[Multi Modal][Performance] Fused Q,K's apply_rope into one (#24511)

Signed-off-by: wwl2755 <wangwenlong2755@gmail.com> Co-authored-by: Isotr0py <mozf@mail2.sysu.edu.cn>
2026-03-19 18:27:16 +08:00 · 2025-09-14 01:10:21 -07:00 · 2025-09-14 01:10:21 -07:00 · cc3173ae98
commit cc3173ae98
parent 3e903b6cb4
1 changed files with 10 additions and 6 deletions
--- a/vllm/model_executor/models/qwen2_5_vl.py
+++ b/vllm/model_executor/models/qwen2_5_vl.py
@ -363,8 +363,10 @@ class Qwen2_5_VisionAttention(nn.Module):
        q, k, v = (rearrange(x, "s b ... -> b s ...").contiguous()
                   for x in (q, k, v))
        if rotary_pos_emb is not None:
-            q = apply_rotary_pos_emb_vision(q, rotary_pos_emb)
-            k = apply_rotary_pos_emb_vision(k, rotary_pos_emb)
+            # [2 * b, s, heads, head_dim]
+            qk_concat = torch.cat([q, k], dim=0)
+            qk_rotated = apply_rotary_pos_emb_vision(qk_concat, rotary_pos_emb)
+            q, k = torch.chunk(qk_rotated, 2, dim=0)

        if self.is_flash_attn_backend:
            if self.attn_backend == _Backend.ROCM_AITER_FA:
@ -388,8 +390,8 @@ class Qwen2_5_VisionAttention(nn.Module):
                                            causal=False)

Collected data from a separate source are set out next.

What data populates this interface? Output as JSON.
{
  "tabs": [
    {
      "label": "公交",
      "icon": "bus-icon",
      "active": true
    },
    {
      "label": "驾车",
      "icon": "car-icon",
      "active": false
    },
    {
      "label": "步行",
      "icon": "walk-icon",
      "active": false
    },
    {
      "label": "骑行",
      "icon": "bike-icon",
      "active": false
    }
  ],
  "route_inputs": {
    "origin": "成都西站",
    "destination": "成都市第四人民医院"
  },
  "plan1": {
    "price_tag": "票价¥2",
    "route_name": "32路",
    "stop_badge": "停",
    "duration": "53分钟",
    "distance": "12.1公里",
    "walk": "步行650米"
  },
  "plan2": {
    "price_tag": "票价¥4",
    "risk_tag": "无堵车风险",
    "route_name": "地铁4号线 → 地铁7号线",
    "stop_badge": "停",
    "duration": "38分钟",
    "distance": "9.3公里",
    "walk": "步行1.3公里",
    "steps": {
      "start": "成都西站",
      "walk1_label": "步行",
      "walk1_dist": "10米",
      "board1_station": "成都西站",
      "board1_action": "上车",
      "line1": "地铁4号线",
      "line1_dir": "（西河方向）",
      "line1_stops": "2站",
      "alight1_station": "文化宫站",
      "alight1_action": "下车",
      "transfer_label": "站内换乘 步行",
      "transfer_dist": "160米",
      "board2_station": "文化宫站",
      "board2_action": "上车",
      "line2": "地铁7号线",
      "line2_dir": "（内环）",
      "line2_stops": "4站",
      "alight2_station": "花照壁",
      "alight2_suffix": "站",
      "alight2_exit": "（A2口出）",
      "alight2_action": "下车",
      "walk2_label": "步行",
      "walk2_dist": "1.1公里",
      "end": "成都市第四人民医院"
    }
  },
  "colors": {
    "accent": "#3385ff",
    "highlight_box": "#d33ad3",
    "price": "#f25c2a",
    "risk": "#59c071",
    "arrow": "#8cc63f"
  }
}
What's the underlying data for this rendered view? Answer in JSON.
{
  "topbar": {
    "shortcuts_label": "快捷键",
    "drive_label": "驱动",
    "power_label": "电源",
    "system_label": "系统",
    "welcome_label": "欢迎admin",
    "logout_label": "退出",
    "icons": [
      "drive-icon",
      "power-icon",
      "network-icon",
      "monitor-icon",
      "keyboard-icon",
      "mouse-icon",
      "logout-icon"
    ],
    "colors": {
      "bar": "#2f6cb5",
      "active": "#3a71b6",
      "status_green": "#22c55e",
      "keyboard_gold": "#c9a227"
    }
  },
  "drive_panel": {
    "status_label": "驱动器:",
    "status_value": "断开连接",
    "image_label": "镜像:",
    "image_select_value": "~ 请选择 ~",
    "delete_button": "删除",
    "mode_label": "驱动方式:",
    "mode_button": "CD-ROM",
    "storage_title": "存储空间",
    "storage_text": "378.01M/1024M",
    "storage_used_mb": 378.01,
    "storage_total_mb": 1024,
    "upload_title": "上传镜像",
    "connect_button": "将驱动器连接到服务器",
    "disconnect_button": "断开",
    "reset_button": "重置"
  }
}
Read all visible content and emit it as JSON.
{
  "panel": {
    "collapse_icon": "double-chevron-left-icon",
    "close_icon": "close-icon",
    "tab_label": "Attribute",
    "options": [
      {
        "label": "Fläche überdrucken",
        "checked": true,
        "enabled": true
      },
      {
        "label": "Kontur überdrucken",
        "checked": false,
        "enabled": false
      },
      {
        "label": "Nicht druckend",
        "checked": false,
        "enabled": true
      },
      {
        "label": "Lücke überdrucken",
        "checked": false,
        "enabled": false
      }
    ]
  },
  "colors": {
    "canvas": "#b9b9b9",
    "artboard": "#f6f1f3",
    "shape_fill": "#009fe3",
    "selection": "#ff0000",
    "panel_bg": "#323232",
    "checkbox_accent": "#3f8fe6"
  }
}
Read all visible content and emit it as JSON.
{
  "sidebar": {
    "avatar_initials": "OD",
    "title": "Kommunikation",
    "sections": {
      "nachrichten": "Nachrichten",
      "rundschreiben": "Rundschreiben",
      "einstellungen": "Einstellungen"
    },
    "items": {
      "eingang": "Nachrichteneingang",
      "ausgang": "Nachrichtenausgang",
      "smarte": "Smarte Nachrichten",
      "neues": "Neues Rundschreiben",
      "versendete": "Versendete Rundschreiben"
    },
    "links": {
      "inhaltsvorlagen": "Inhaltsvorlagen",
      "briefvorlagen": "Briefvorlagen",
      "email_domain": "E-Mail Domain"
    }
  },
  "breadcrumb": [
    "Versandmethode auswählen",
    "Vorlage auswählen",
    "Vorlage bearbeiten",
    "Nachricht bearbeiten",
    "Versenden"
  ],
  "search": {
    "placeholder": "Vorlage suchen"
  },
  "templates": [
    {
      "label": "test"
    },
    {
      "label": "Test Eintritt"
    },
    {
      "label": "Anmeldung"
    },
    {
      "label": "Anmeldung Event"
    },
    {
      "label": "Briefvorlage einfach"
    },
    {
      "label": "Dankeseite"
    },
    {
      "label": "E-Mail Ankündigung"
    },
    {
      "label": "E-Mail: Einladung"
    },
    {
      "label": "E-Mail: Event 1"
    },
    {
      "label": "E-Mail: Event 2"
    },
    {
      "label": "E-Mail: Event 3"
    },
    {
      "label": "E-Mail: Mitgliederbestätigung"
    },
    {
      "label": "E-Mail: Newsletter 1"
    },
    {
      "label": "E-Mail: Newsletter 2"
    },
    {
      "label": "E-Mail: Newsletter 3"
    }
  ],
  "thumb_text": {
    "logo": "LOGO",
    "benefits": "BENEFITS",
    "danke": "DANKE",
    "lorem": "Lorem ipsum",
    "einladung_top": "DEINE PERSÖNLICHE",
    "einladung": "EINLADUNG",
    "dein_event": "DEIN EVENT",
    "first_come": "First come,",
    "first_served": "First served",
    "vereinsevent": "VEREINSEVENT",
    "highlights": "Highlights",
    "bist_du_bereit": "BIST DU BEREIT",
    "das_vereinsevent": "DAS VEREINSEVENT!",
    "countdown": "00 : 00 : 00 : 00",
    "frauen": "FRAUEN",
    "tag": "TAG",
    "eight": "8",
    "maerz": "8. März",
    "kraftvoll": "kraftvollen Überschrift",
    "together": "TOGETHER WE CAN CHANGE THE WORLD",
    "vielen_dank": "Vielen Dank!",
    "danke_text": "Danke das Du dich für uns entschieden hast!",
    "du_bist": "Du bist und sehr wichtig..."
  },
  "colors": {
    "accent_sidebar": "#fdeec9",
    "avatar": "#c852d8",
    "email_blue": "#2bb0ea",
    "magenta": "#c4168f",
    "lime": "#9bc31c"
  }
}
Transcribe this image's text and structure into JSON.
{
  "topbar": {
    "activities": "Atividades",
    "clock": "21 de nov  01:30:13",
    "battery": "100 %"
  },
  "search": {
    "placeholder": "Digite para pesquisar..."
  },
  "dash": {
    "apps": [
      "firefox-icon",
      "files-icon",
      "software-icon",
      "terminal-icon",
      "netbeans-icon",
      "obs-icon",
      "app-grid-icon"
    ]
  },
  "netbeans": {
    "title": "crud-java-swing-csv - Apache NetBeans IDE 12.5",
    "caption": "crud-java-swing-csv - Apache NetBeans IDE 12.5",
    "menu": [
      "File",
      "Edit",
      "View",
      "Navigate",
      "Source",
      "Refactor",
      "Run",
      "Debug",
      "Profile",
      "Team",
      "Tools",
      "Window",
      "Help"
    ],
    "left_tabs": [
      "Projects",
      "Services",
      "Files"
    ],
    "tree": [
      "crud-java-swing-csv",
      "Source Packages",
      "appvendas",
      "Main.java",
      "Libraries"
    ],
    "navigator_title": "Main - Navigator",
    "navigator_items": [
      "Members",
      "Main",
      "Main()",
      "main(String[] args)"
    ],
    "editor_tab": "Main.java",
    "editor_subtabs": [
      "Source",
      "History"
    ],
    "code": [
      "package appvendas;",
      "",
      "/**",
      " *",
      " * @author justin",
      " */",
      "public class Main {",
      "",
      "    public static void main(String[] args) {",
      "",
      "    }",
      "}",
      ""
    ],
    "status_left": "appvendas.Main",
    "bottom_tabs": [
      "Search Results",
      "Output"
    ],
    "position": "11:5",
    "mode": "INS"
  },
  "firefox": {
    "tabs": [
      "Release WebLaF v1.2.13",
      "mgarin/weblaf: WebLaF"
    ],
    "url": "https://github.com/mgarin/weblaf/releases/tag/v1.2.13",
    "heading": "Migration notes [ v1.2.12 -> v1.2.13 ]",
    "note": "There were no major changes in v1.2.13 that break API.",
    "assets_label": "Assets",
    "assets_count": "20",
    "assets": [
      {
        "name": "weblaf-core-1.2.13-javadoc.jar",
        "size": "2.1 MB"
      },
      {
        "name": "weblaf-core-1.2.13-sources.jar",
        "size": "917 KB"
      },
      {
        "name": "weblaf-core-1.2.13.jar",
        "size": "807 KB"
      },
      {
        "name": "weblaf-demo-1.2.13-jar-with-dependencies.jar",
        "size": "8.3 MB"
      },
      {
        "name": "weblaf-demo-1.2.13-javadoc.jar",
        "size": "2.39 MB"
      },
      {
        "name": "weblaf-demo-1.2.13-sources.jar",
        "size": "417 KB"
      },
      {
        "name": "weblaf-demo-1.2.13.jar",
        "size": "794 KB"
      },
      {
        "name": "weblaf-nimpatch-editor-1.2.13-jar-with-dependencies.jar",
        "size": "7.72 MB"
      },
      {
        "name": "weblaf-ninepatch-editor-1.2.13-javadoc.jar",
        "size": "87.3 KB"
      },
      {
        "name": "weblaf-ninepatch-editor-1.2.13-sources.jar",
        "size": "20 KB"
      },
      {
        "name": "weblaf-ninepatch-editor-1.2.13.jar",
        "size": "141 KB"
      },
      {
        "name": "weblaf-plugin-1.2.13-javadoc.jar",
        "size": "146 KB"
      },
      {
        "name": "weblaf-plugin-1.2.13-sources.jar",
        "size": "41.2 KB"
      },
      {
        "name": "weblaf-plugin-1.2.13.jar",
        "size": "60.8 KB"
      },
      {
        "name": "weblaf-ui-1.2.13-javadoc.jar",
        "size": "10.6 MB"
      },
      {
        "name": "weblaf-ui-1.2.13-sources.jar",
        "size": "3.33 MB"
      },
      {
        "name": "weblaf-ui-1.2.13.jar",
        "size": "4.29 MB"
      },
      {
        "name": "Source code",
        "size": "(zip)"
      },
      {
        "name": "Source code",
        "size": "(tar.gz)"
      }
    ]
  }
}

            context_layer = rearrange(output,
-                                      "(b s) ... -> b s ...",
-                                      b=batch_size)
+                                      "(b s) h d -> s b (h d)",
+                                      b=batch_size).contiguous()
        elif self.attn_backend == _Backend.TORCH_SDPA:
            # Execute attention entry by entry for speed & less VRAM.
            outputs = []
@ -408,6 +410,8 @@ class Qwen2_5_VisionAttention(nn.Module):
                output_i = rearrange(output_i, "b h s d -> b s h d ")
                outputs.append(output_i)
            context_layer = torch.cat(outputs, dim=1)
+            context_layer = rearrange(context_layer,
+                                      "b s h d -> s b (h d)").contiguous()
        elif self.attn_backend == _Backend.XFORMERS:
            from xformers import ops as xops
            from xformers.ops.fmha.attn_bias import BlockDiagonalMask
@ -418,8 +422,8 @@ class Qwen2_5_VisionAttention(nn.Module):

            context_layer = xops.memory_efficient_attention_forward(
                q, k, v, attn_bias=attn_bias, p=0, scale=None)
-        context_layer = rearrange(context_layer,
-                                  "b s h d -> s b (h d)").contiguous()
+            context_layer = rearrange(context_layer,
+                                      "b s h d -> s b (h d)").contiguous()

        output, _ = self.proj(context_layer)
        return output